May 2019. It was a grey afternoon in London and the lazy wanderings of the day had taken The Fairy and I to Regent’s Park, one of London’s six royal greens. Dating back to 1649, the park was first used by that old scoundrel Henry the 8th as a spacious hunting ground. It was called Marleybone Park back in those days and it served as Henry’s personal playground in between hanging peasants and beheading his wives.
May 2019. It was turned into a royal park in 1646 when the famous architect John Nash was asked to whip it into shape by order of then Prince Regent and future King George IV. Over the years a bunch of high-class organizations moved in, such as the Zoological Society and the Royal Botanic Society. Eventually, in 1835, King William IV declared that parts of the park could be opened to the public. But only on two days of the week, no need to go crazy!
May 2019. These days of course everyone’s welcome to Regent’s park, even strange travel bloggers and wide-eyed fairies. The first thing that struck me about the place is the huge variety of birdlife on offer. At first glance it might look like the usual sea of flying rats, or pigeons as people like to call them. But sit down for a bit and you’ll see all sorts, from ducks, swans, geese and canaries to all manner of little birds whose breeds I don’t know because that kind of stuff doesn’t pull my chain.
May 2019. The Fairy and I had some sandwiches we’d grabbed from a local M&S. So we settled in on one of the benches overlooking pretty Regent’s Canal and watched as slowly but surely we were surrounded by a group of positively Hitchcockian creatures. And the message was clear: “we hungry y’all”.
Let it be noted that Regent’s Park birds are not shy! Show them even a glint of goodwill and the pigeons will be on your shoulder and the geese will eat right out of your hand, or even your knee in my case.
The weather that day only seemed to be getting gloomier and gloomier, so not really the right time to take a paddle boat out on Regent Park’s pretty boating lake. Still, it’s well worth popping into The Boathouse Cafe for a drink and a bite, with nice views out over the lake. For more details, check out their website.
I was on a mission to show The Fairy as much stereotypically English stuff as I could during her stay in London. So I was really pleased when our ramblings took us to Regent’s Park Cricket Club. The club is for 8-17 year old and is run by volunteers, which is lovely. Hoping we wouldn’t get rained on, the two of us sat watching a game unfold and I failed miserably at adequately explaining the rules. More info can be found on the club here.

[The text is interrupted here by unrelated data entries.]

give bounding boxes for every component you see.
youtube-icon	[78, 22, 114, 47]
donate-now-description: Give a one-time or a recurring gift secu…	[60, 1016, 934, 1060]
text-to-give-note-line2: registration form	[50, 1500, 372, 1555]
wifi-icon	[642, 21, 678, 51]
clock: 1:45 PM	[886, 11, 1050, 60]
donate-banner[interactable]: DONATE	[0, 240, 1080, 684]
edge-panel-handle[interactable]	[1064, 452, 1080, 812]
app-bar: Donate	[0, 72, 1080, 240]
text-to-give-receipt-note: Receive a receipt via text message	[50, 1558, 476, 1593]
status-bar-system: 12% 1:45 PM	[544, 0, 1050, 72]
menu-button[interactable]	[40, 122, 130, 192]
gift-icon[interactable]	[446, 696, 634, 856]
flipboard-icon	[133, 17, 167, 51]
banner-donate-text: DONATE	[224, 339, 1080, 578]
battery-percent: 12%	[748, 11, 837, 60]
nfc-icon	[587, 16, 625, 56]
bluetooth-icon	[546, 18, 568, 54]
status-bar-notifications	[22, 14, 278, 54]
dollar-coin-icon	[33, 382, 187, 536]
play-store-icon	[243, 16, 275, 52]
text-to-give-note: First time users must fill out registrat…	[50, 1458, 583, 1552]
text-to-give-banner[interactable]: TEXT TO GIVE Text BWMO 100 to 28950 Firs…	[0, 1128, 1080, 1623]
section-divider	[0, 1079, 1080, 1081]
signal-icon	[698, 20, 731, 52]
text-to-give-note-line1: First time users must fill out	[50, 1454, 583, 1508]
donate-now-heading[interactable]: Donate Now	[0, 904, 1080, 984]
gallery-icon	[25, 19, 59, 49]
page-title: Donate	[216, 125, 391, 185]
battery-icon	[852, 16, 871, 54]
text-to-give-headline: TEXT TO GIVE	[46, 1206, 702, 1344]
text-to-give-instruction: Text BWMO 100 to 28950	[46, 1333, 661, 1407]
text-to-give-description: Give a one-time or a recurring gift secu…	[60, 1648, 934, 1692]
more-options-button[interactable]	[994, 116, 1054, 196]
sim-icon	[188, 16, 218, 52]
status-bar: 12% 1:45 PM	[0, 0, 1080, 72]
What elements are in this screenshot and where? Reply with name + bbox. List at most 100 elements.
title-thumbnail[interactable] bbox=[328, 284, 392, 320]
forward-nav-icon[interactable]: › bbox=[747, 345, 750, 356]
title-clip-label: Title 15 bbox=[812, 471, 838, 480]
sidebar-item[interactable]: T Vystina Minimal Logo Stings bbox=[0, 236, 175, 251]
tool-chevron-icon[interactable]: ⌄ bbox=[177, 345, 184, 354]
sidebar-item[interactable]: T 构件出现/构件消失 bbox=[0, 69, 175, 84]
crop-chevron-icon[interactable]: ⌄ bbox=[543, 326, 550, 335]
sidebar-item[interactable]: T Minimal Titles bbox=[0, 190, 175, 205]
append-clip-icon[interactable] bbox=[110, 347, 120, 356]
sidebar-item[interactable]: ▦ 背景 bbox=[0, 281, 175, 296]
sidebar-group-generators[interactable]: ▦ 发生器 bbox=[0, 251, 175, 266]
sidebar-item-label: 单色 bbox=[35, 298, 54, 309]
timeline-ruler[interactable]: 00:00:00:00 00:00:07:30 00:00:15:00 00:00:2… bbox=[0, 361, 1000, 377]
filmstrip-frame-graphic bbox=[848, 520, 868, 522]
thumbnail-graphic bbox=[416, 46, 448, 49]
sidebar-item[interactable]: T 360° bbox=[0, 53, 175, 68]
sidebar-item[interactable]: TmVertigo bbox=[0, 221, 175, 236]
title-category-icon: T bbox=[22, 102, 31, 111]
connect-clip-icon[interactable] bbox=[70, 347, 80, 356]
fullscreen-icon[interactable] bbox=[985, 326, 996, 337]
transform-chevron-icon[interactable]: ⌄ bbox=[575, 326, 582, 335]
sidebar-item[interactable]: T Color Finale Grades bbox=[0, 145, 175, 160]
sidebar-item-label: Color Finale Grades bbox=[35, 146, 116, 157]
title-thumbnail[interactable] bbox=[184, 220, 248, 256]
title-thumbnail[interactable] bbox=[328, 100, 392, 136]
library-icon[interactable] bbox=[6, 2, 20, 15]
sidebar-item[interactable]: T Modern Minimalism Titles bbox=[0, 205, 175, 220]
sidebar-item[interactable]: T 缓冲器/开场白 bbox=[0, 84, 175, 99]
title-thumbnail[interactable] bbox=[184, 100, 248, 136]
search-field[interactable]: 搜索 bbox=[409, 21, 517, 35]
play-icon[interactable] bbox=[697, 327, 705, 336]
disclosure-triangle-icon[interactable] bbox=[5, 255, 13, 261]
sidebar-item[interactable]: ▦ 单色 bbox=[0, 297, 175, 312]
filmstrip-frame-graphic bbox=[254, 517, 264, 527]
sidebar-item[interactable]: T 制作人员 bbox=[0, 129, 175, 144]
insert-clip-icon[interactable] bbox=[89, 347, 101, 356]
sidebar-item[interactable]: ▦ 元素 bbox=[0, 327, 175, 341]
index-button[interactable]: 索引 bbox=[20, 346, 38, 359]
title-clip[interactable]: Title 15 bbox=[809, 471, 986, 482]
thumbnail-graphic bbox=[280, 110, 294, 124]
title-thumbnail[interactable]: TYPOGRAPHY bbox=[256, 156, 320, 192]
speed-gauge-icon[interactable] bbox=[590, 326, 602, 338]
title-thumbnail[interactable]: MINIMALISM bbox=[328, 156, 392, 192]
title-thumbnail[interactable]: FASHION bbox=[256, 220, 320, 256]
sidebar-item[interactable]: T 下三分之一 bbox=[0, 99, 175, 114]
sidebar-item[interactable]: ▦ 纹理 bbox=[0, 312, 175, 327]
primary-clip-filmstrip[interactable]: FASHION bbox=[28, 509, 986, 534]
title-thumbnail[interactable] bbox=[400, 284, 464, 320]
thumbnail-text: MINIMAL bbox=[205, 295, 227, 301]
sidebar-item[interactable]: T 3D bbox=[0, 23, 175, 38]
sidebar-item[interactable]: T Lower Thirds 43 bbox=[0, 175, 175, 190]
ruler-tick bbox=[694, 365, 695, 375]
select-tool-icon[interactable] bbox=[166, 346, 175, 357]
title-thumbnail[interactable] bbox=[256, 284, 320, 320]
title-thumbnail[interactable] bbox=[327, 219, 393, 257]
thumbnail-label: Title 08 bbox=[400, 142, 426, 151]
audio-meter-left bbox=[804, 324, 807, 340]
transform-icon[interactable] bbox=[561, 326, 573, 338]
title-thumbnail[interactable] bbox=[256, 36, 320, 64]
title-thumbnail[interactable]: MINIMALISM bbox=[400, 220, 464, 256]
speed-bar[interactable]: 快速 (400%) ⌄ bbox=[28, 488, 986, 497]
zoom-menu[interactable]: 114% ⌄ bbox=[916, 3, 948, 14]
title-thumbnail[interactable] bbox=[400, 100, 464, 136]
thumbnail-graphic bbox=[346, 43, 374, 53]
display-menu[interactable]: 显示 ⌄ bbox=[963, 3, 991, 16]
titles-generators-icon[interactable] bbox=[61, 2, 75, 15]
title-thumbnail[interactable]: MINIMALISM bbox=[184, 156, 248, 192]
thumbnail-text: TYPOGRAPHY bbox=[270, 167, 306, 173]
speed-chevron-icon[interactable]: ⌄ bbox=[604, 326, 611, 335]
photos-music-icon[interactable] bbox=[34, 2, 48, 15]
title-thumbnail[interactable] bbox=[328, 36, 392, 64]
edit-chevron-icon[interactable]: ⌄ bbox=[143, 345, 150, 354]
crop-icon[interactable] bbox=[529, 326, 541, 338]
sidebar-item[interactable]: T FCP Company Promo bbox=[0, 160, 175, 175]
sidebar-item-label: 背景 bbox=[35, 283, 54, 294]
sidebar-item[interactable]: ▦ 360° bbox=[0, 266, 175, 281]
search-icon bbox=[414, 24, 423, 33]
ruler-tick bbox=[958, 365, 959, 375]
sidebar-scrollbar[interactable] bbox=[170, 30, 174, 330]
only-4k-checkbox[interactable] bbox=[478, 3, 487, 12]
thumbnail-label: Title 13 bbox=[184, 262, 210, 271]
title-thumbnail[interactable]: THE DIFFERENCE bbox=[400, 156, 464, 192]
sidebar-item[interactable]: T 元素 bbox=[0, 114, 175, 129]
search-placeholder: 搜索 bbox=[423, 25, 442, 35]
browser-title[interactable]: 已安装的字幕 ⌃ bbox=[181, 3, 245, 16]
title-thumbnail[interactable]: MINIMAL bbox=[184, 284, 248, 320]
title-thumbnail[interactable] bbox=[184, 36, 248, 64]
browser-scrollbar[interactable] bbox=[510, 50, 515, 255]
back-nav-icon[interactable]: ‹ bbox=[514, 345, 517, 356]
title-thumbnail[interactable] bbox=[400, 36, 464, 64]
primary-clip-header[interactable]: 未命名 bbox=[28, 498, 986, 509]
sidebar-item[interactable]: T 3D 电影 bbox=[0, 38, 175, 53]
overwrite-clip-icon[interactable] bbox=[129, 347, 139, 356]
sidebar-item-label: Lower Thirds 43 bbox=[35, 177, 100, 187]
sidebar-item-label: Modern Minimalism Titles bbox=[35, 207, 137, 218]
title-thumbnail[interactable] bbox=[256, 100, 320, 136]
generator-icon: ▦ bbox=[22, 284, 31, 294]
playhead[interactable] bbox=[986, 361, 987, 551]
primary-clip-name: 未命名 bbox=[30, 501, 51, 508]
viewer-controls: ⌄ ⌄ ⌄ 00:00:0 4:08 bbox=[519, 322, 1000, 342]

It was late afternoon by the time we started looking for an exit to the nearest underground station. Walking along Regent’s Park’s northern edge and the light woodland opened up here and there to reveal little windows into the back of London Zoo. I have a vague memory of my mum and dad taking me here as a kid. As an adult I’m generally unimpressed with zoos, although this one does have a good reputation and has some historical significance. Dating back to 1828, it’s said to be the world’s oldest scientific zoo. Maybe one day I’ll give it a write up.